Researchers trace a form of lupus to a single mutation

Sometimes just one mutation in our genetic makeup is enough to cause disease. This is also the case for lupus, an autoimmune disease. Lupus causes severe inflammation throughout the body and can have serious consequences on the lives of those affected. Researchers at the Max Planck Institute for Infection Biology in Berlin have discovered a mechanism that may trigger lupus in children.

This mechanism regulates the amount of a specific immune receptor that normally recognizes the genetic material of pathogens. If this mechanism is disrupted, receptors accumulate in immune cells leading to the recognition of the organism’s genetic material. As a result, the immune system turns against its own body and causes the systemic inflammation of lupus. In collaboration with doctors at the Ludwig Maximilian University Hospital in Munich, the researchers were able to identify a lupus patient in whom this mechanism is disrupted by a single mutation.

The innate immune system responds to invading pathogens within minutes. This is a first line of defense that keeps pathogens at bay until the more specific adaptive immune system kicks in. However, this speed comes at a price: the innate immune system response is so strong and not very specific that it must be well controlled to prevent it. to turn against the body itself.
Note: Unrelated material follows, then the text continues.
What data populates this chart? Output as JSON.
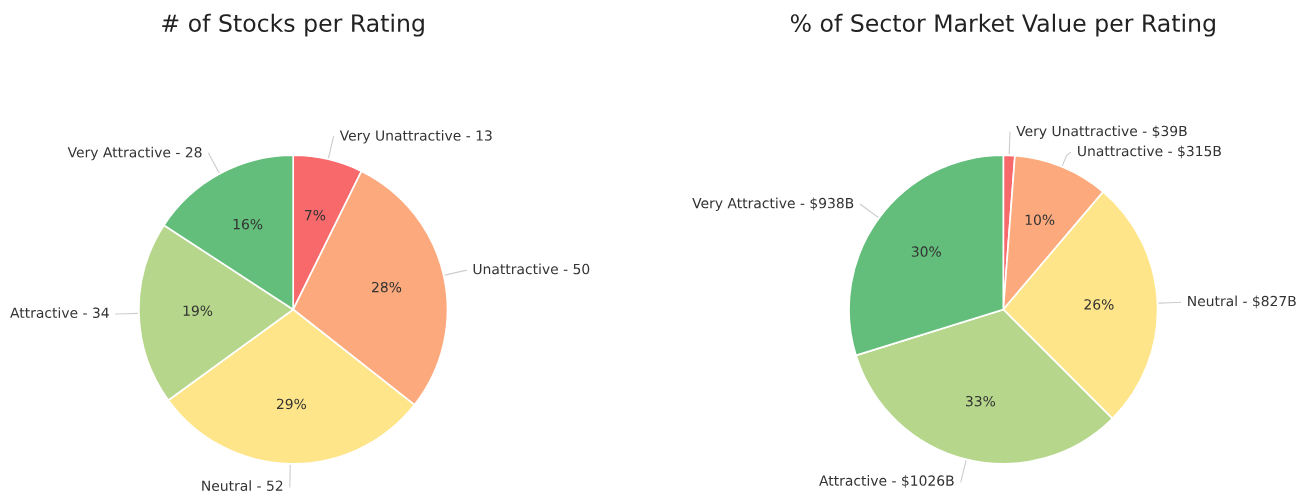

In Olivia Majer’s group at the Max Planck Institute for Infection Biology, researchers are working to better understand these control mechanisms of the innate immune system. The group is focusing on an immune receptor called Toll-like receptor 7, which can recognize the genetic material of viruses and bacteria and then trigger an immune response against invaders.

Imbalanced immune receptor

For the immune system to respond quickly, a certain number of these receptors must be present in immune cells. Cells maintain this balance by constantly producing and degrading receptors. “We wanted to understand what happens when this balance is disrupted,” explains group leader Olivia Majer.

During their work, Majers’ team became interested in a protein complex called BORC. The researchers were able to show that BORC is necessary to degrade Toll-like receptor 7 within the cell. Additionally, BORC requires another protein, UNC93B1, to carry out the degradation process. If there is an error in this process, the receptor is not degraded and accumulates in immune cells.

“From previous experiments on mice done a few years ago at the University of Berkeley in California, we already knew that too many of these receptors were a problem,” says Majer. A greater number of receptors bias the recognition of the body’s own genetic material. This leads to an immune response against oneself, triggering the autoimmune disease lupus. However, so far neither BORC nor UNC93B1 have been associated with lupus in humans.

The researchers received confirmation of their findings by telephone. Fabian Hauck teaches, researches and treats patients at the Ludwig Maximilian University Hospital in Munich and specializes in congenital immune disorders such as lupus. He became aware of Majer’s research because one of his patients had a mutation in the gene for a previously unnoticed protein: UNC93B1.

It is precisely this protein that Majer had identified with his team. “When I received the first call from Fabian Hauck, I thought it was too good to be true,” explains Majer, “but in eight weeks of joint efforts, we were able to confirm that the UNC93B1 mutation The cause of this problem was the patient’s lupus.

A new approach to lupus therapies

Hauck and Majer’s findings were published in the journal Scientific immunology. At the same time, the journal also publishes the work of a research group from the Technical University of Dresden, with which the two researchers collaborate. In this study, Dresden scientists identified additional mutations in UNC93B1 that may trigger lupus. Researchers have discovered a completely new mechanism that triggers a particularly aggressive form of lupus: severe symptoms develop in early childhood, while many other forms of lupus only appear in adults.

The search for mutations in UNC93B1 could quickly become part of the treatment of lupus, opening the way to new therapeutic approaches. In the past, doctors mainly focused on suppressing inflammation using medications. By targeting the newly discovered mechanism, it may be possible to prevent inflammation from developing and thus significantly reduce the disease burden for those affected.